I don’t know about Scotland but I think we opposed this when it went through Parliament. Certainly this letter from Charles suggests that
http://www.melonfarmers.co.uk/argch05.htm (scroll down to 29th Oct – note this site is slightly NSFW)
Sue Miller also did a lot in opposing this legislation IIRC.
“Most of the population do not do this thing, in my estimation, and would probably sustain serious injury if someone did it to them, in my estimation. So it would be irrelevant that the practitioners in this particular case had sufficient practice that they would not cause srious injury to each other”
On the contrary, the act that was photographed wasn’t performed on “most of the population”, so what you say is irrelevant to the likelihood of the act resulting in serious injury.
Chris – maybe we should ask most of the population?
Yes, I think it does come down to the interpretation of “likely to cause injury”. To help us understand that phrase, we could do several things.
One would be to look at similar phrases, such as behaviour “likely to cause a breach of the peace”. The fact that it did not cause a breach in a particular case does not make it unlikely, it just means that it didn’t in that case.
Another thing we could do would be to see what makes sense. “Likely to cause” is referring to the future, not pthe present or the past, so the fact that it didnlt cause in a particular instance doesn’t mean that its unlikely to cause. Nor would te phrase make much sense if we added “for persons not practiced in the act”, to my mind anyway.
A third thing we could do is to look at what expressions of intention were made by Parliament in relation to the offence.
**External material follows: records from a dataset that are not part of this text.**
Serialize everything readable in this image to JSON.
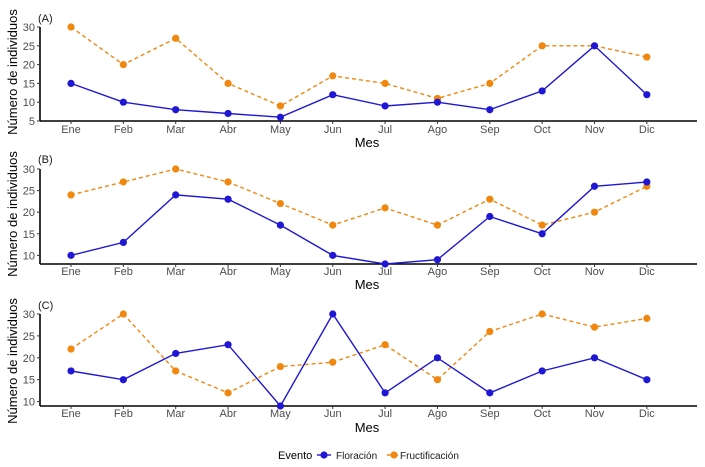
{
  "legend": {
    "title": "Evento",
    "entries": [
      {
        "name": "Floración",
        "color": "#1f17d4",
        "dash": "solid"
      },
      {
        "name": "Fructificación",
        "color": "#f0870f",
        "dash": "dashed"
      }
    ]
  },
  "chart_data": [
    {
      "type": "line",
      "panel": "(A)",
      "xlabel": "Mes",
      "ylabel": "Número de individuos",
      "categories": [
        "Ene",
        "Feb",
        "Mar",
        "Abr",
        "May",
        "Jun",
        "Jul",
        "Ago",
        "Sep",
        "Oct",
        "Nov",
        "Dic"
      ],
      "ylim": [
        5,
        30
      ],
      "yticks": [
        5,
        10,
        15,
        20,
        25,
        30
      ],
      "series": [
        {
          "name": "Floración",
          "values": [
            15,
            10,
            8,
            7,
            6,
            12,
            9,
            10,
            8,
            13,
            25,
            12
          ]
        },
        {
          "name": "Fructificación",
          "values": [
            30,
            20,
            27,
            15,
            9,
            17,
            15,
            11,
            15,
            25,
            25,
            22
          ]
        }
      ]
    },
    {
      "type": "line",
      "panel": "(B)",
      "xlabel": "Mes",
      "ylabel": "Número de individuos",
      "categories": [
        "Ene",
        "Feb",
        "Mar",
        "Abr",
        "May",
        "Jun",
        "Jul",
        "Ago",
        "Sep",
        "Oct",
        "Nov",
        "Dic"
      ],
      "ylim": [
        8,
        30
      ],
      "yticks": [
        10,
        15,
        20,
        25,
        30
      ],
      "series": [
        {
          "name": "Floración",
          "values": [
            10,
            13,
            24,
            23,
            17,
            10,
            8,
            9,
            19,
            15,
            26,
            27
          ]
        },
        {
          "name": "Fructificación",
          "values": [
            24,
            27,
            30,
            27,
            22,
            17,
            21,
            17,
            23,
            17,
            20,
            26
          ]
        }
      ]
    },
    {
      "type": "line",
      "panel": "(C)",
      "xlabel": "Mes",
      "ylabel": "Número de individuos",
      "categories": [
        "Ene",
        "Feb",
        "Mar",
        "Abr",
        "May",
        "Jun",
        "Jul",
        "Ago",
        "Sep",
        "Oct",
        "Nov",
        "Dic"
      ],
      "ylim": [
        9,
        30
      ],
      "yticks": [
        10,
        15,
        20,
        25,
        30
      ],
      "series": [
        {
          "name": "Floración",
          "values": [
            17,
            15,
            21,
            23,
            9,
            30,
            12,
            20,
            12,
            17,
            20,
            15
          ]
        },
        {
          "name": "Fructificación",
          "values": [
            22,
            30,
            17,
            12,
            18,
            19,
            23,
            15,
            26,
            30,
            27,
            29
          ]
        }
      ]
    }
  ]
}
Thus if Parliament said, in a relevant forum, that it diod not intend the law to be used in certain cirumstances, then that would have been another possible reason why the jury reached its verdict.
The possibility of these various interpretations has an interesting consequence, that the jury’s verdict cannot be taken as a precedent – since we do not know which of these or any other interpretations they might have used to come to their result.
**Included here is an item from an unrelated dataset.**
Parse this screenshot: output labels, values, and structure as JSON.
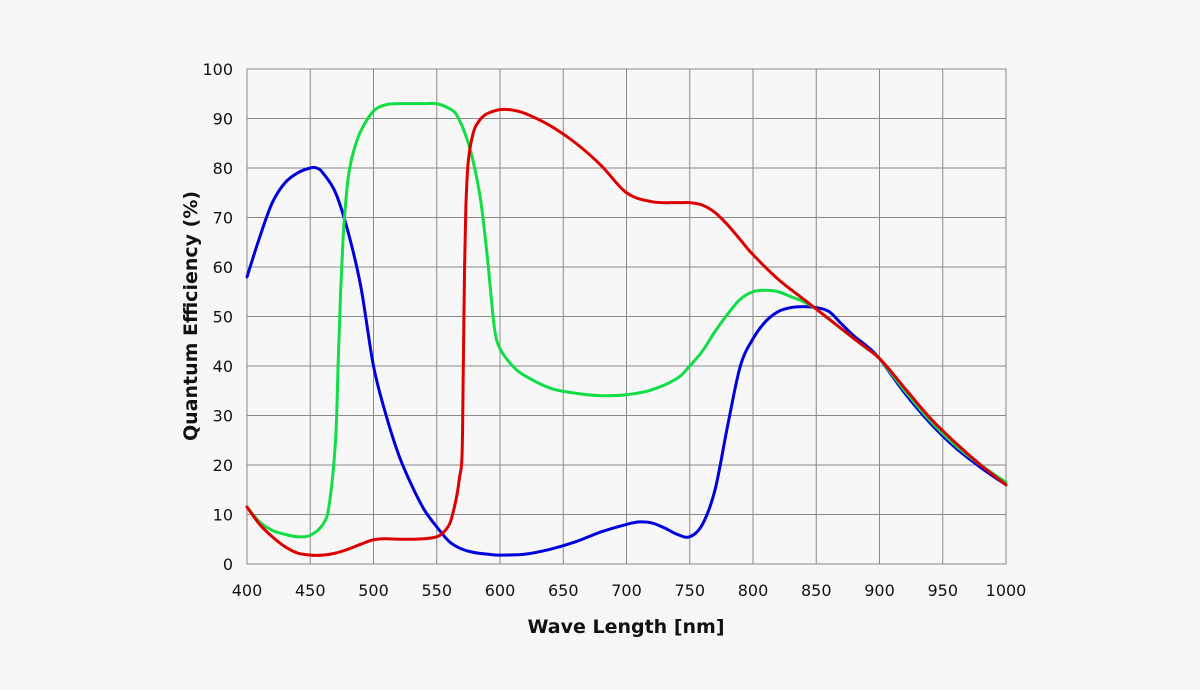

Sorry if this seems a bit didactic. Blame the Open University Law Course W100! Of course there are other possibilities …. !
Richard
It’s just a question of whether the act photographed was likely to cause serious injury. If that wasn’t the case because the people involved were accustomed to the act, then it fails the test. It’s no use saying that if other people had been involved the act would have been likely to cause serious injury – because other people weren’t involved.
It’s rather like arguing that stabbing someone with a sword made of tissue paper is an act likely to cause death, on the basis that most swords are made of metal, not tissue paper. It would be true enough as an observation, but irrelevant and more than a little silly in the context offered.
Richard
One other thought. Of course the jury’s verdict can’t be taken as a legal precedent, because the jury’s function is to determine the facts in a particular case, not to rule on the interpretation of the law in general.
The jury decided that the photographs in this case did not fall within the definition given in the act. Apparently you don’t agree, but that’s neither here nor there, as you weren’t on the jury, and you didn’t hear the evidence and arguments advamced in court.
Regardless of if the act is likely to cause injury or not a situation where commiting the act is legal but possessing a photo or video of it can get you jailed is rediculous. Personally I think a prison sentence for simply possessing images or video is excessive in almost all cases. The only exception I would make is for child pornography where there is a well established link between people who view child pornography and people who actually abuse children.
Chris, No! We do not know why the jury decided. We just know its final verdict.